Ines Bauer, Vizevorsitzende im Freundeskreises, nennt ihn „einen Brückenbauer zwischen den Kulturen. Mit viel Geduld, Empathie und Herzblut hilft er Migranten, die deutsche Sprache zu lernen, gemäß seinem Credo: Sprache ist der Schlüssel zur Welt.“
Drei Berufe hat er erlernt: Modelltischler für Schwerarmaturen, Orgelbauer, Theologe. „Franz hat uns manchen Handwerker in unserem Gemeindehaus erspart“ bewundert Gemeindepastor Stefan Taubmann seinen ehemaligen Amtskollegen. „Er ist unfassbar fleißig und geschickt, alles macht er mit einem Höchstmaß an Selbstaufgabe, er ist ein Flaggschiff fürs Ehrenamt und dabei immer auf Gott ausgerichtet, um die Welt ein Stück besser zu machen.“ Mit Freundeskreis-Mitstreitern baute Franz Beutel noch bis 2018 für Geflüchtete Schrankwände auf, schleppte Möbel, reparierte. Gerda und er gehören stets zu den Organisatoren der Weihnachtsfeiern für Flüchtlingskinder und er schonte sich nie beim Frühjahrsputz des Vereins mit Migranten für Gera.

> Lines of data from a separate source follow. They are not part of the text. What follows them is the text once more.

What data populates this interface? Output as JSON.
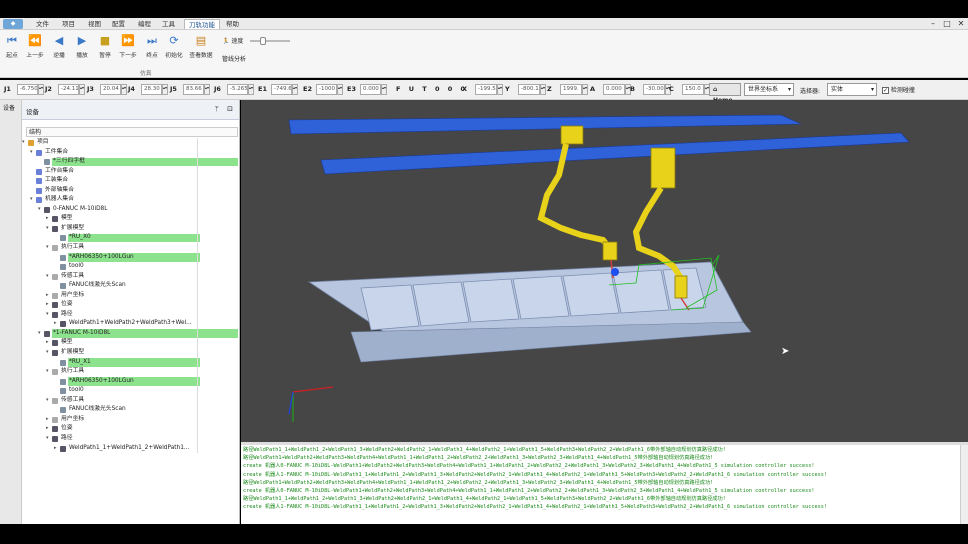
{
  "app": {
    "logo": ""
  },
  "menu": [
    "文件",
    "项目",
    "视图",
    "配置",
    "编程",
    "工具",
    "刀轨功能",
    "帮助"
  ],
  "window_controls": [
    "–",
    "□",
    "✕"
  ],
  "ribbon": {
    "buttons": [
      {
        "label": "起点",
        "icon": "skip-start-icon"
      },
      {
        "label": "上一步",
        "icon": "step-back-icon"
      },
      {
        "label": "逆播",
        "icon": "reverse-play-icon"
      },
      {
        "label": "播放",
        "icon": "play-icon"
      },
      {
        "label": "暂停",
        "icon": "pause-icon"
      },
      {
        "label": "下一步",
        "icon": "step-forward-icon"
      },
      {
        "label": "终点",
        "icon": "skip-end-icon"
      },
      {
        "label": "初始化",
        "icon": "initialize-icon"
      },
      {
        "label": "查看数据",
        "icon": "data-view-icon"
      }
    ],
    "group_label": "仿真",
    "speed_label": "速度",
    "trajectory_label": "管线分析"
  },
  "coords": [
    {
      "k": "J1",
      "v": "-6.750"
    },
    {
      "k": "J2",
      "v": "-24.11"
    },
    {
      "k": "J3",
      "v": "20.04"
    },
    {
      "k": "J4",
      "v": "28.30"
    },
    {
      "k": "J5",
      "v": "83.66"
    },
    {
      "k": "J6",
      "v": "-5.265"
    },
    {
      "k": "E1",
      "v": "-749.6"
    },
    {
      "k": "E2",
      "v": "-1000"
    },
    {
      "k": "E3",
      "v": "0.000"
    }
  ],
  "futoo": "F U T 0 0 0",
  "coords2": [
    {
      "k": "X",
      "v": "-199.5"
    },
    {
      "k": "Y",
      "v": "-800.1"
    },
    {
      "k": "Z",
      "v": "1999."
    },
    {
      "k": "A",
      "v": "0.000"
    },
    {
      "k": "B",
      "v": "-30.00"
    },
    {
      "k": "C",
      "v": "150.0"
    }
  ],
  "home_label": "Home",
  "frame_select": "世界坐标系",
  "filter_label": "选择器:",
  "filter_value": "实体",
  "check_label": "检测碰撞",
  "side_tab": "设备",
  "panel": {
    "title": "设备",
    "struct": "结构"
  },
  "tree": [
    {
      "d": 0,
      "t": "项目",
      "ic": "#e0a030",
      "tg": "▾"
    },
    {
      "d": 1,
      "t": "工件集合",
      "ic": "#6a7fd8",
      "tg": "▾"
    },
    {
      "d": 2,
      "t": "*三行四字框",
      "ic": "#8090a0",
      "hl": true
    },
    {
      "d": 1,
      "t": "工作台集合",
      "ic": "#6a7fd8"
    },
    {
      "d": 1,
      "t": "工装集合",
      "ic": "#6a7fd8"
    },
    {
      "d": 1,
      "t": "外部轴集合",
      "ic": "#6a7fd8"
    },
    {
      "d": 1,
      "t": "机器人集合",
      "ic": "#6a7fd8",
      "tg": "▾"
    },
    {
      "d": 2,
      "t": "0-FANUC M-10iD8L",
      "ic": "#556",
      "tg": "▾"
    },
    {
      "d": 3,
      "t": "模型",
      "ic": "#556",
      "tg": "▸"
    },
    {
      "d": 3,
      "t": "扩展模型",
      "ic": "#556",
      "tg": "▾"
    },
    {
      "d": 4,
      "t": "*RU_X0",
      "ic": "#8090a0",
      "hl": true
    },
    {
      "d": 3,
      "t": "执行工具",
      "ic": "#aaa",
      "tg": "▾"
    },
    {
      "d": 4,
      "t": "*ARH06350+100LGun",
      "ic": "#8090a0",
      "hl": true
    },
    {
      "d": 4,
      "t": "tool0",
      "ic": "#8090a0"
    },
    {
      "d": 3,
      "t": "传感工具",
      "ic": "#aaa",
      "tg": "▾"
    },
    {
      "d": 4,
      "t": "FANUC线激光头Scan",
      "ic": "#8090a0"
    },
    {
      "d": 3,
      "t": "用户坐标",
      "ic": "#aaa",
      "tg": "▸"
    },
    {
      "d": 3,
      "t": "位姿",
      "ic": "#556",
      "tg": "▸"
    },
    {
      "d": 3,
      "t": "路径",
      "ic": "#556",
      "tg": "▾"
    },
    {
      "d": 4,
      "t": "WeldPath1+WeldPath2+WeldPath3+Wel...",
      "ic": "#556",
      "tg": "▸"
    },
    {
      "d": 2,
      "t": "*1-FANUC M-10iD8L",
      "ic": "#556",
      "tg": "▾",
      "hl": true
    },
    {
      "d": 3,
      "t": "模型",
      "ic": "#556",
      "tg": "▸"
    },
    {
      "d": 3,
      "t": "扩展模型",
      "ic": "#556",
      "tg": "▾"
    },
    {
      "d": 4,
      "t": "*RU_X1",
      "ic": "#8090a0",
      "hl": true
    },
    {
      "d": 3,
      "t": "执行工具",
      "ic": "#aaa",
      "tg": "▾"
    },
    {
      "d": 4,
      "t": "*ARH06350+100LGun",
      "ic": "#8090a0",
      "hl": true
    },
    {
      "d": 4,
      "t": "tool0",
      "ic": "#8090a0"
    },
    {
      "d": 3,
      "t": "传感工具",
      "ic": "#aaa",
      "tg": "▾"
    },
    {
      "d": 4,
      "t": "FANUC线激光头Scan",
      "ic": "#8090a0"
    },
    {
      "d": 3,
      "t": "用户坐标",
      "ic": "#aaa",
      "tg": "▸"
    },
    {
      "d": 3,
      "t": "位姿",
      "ic": "#556",
      "tg": "▸"
    },
    {
      "d": 3,
      "t": "路径",
      "ic": "#556",
      "tg": "▾"
    },
    {
      "d": 4,
      "t": "WeldPath1_1+WeldPath1_2+WeldPath1...",
      "ic": "#556",
      "tg": "▸"
    }
  ],
  "log": [
    "路径WeldPath1_1+WeldPath1_2+WeldPath1_3+WeldPath2+WeldPath2_1+WeldPath1_4+WeldPath2_1+WeldPath1_5+WeldPath3+WeldPath2_2+WeldPath1_6带外部轴自动规划仿真路径成功!",
    "路径WeldPath1+WeldPath2+WeldPath3+WeldPath4+WeldPath1_1+WeldPath1_2+WeldPath2_2+WeldPath1_3+WeldPath2_3+WeldPath1_4+WeldPath1_5带外部轴自动规划仿真路径成功!",
    "create 机器人0-FANUC M-10iD8L-WeldPath1+WeldPath2+WeldPath3+WeldPath4+WeldPath1_1+WeldPath1_2+WeldPath2_2+WeldPath1_3+WeldPath2_3+WeldPath1_4+WeldPath1_5 simulation controller success!",
    "create 机器人1-FANUC M-10iD8L-WeldPath1_1+WeldPath1_2+WeldPath1_3+WeldPath2+WeldPath2_1+WeldPath1_4+WeldPath2_1+WeldPath1_5+WeldPath3+WeldPath2_2+WeldPath1_6 simulation controller success!",
    "路径WeldPath1+WeldPath2+WeldPath3+WeldPath4+WeldPath1_1+WeldPath1_2+WeldPath2_2+WeldPath1_3+WeldPath2_3+WeldPath1_4+WeldPath1_5带外部轴自动规划仿真路径成功!",
    "create 机器人0-FANUC M-10iD8L-WeldPath1+WeldPath2+WeldPath3+WeldPath4+WeldPath1_1+WeldPath1_2+WeldPath2_2+WeldPath1_3+WeldPath2_3+WeldPath1_4+WeldPath1_5 simulation controller success!",
    "路径WeldPath1_1+WeldPath1_2+WeldPath1_3+WeldPath2+WeldPath2_1+WeldPath1_4+WeldPath2_1+WeldPath1_5+WeldPath3+WeldPath2_2+WeldPath1_6带外部轴自动规划仿真路径成功!",
    "create 机器人1-FANUC M-10iD8L-WeldPath1_1+WeldPath1_2+WeldPath1_3+WeldPath2+WeldPath2_1+WeldPath1_4+WeldPath2_1+WeldPath1_5+WeldPath3+WeldPath2_2+WeldPath1_6 simulation controller success!"
  ],
  "colors": {
    "highlight": "#8de28d",
    "robot": "#e8d21a",
    "rail": "#2f62d8",
    "log_text": "#1a8a1a"
  }
}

Echtheit zählt für die Liebe
1955 lernten Franz und Gerda sich in der Jugendgruppe der der Evangelisch-Freikirchlichen Gemeinde in Leipzig kennen. Für Franz war es Liebe auf den ersten Blick. „Ich sehe den Menschen ins Gesicht und sah bei meiner Gerda Echtheit.“ Den in Mainz geborenen Franz und die Leipziger Industriekauffrau Gerda verbinden nicht nur ihre drei Kinder und sieben Enkel, viel Arbeit, Bescheidenheit und Improvisationstalent, sondern auch die Kriegserlebnisse. Franz bezeichnet sich als Binnenflüchtling in Deutschland, der 1945 den Vater und als Vierzehnjähriger die Mutter verlor, für fünf Geschwister mitsorgen musste. Gerda floh vor den Bomben nach Hinterpommern. Ihre Dankbarkeit, in Frieden zu leben, betonen sie immer wieder. Für beide ist „die Gemeinde unsere Heimat, wir lieben die Musik, singen gerne, für uns und im Chor.“ Das Kiev Sinfonieorchester gab auf Franz Beutels Einladung Konzerte im Gemeindehaus G26, die Geraer Chorvereinigung Cantabile ist musikalischer Partner des Freundeskreises.
Suche der Stadt Bestes
Am Anfang der Ehe zog das Ehepaar von Leipzig nach Sonneberg, 1980 nach Gera. „Suche der Stadt Bestes, war das Thema meiner ersten Predigt hier und ist ein Lebensprinzip von mir geworden“ sagt der weißhaarige Pastor. Menschen in Problemlagen wie Geflüchteten helfen, das ist sein, das ist Gerdas unermüdlicher Beitrag für den sozialen Frieden in Gera. Für Weltoffenheit und Menschlichkeit, gegen Rassismus und Ausländerfeindlichkeit bekennt sich Franz Beutel in seiner Kirche ebenso wie bei Reden auf dem Geraer Marktplatz. „Der grassierende Individualismus vergiftet das Zusammenleben, schwächt die Gesellschaft. Wir dürfen niemals die Verantwortung für den Anderen vergessen“, mahnt er. Solidarität in der Ehe, Solidarität und Mitgefühl für fremde Menschen in Not, das eint die beiden.
Wenn sich die Ukrainerinnen bei ihm und Gerda für die Deutschstunde bedanken, stolz auf ihre wachsenden Deutschkenntnisse sind, „dann ist das für uns der schönste Lohn, ist nicht Pflicht, sondern Freude und Freiheit.“ Sagt Franz Beutel und lächelt dabei das hohe Lebensalter weg.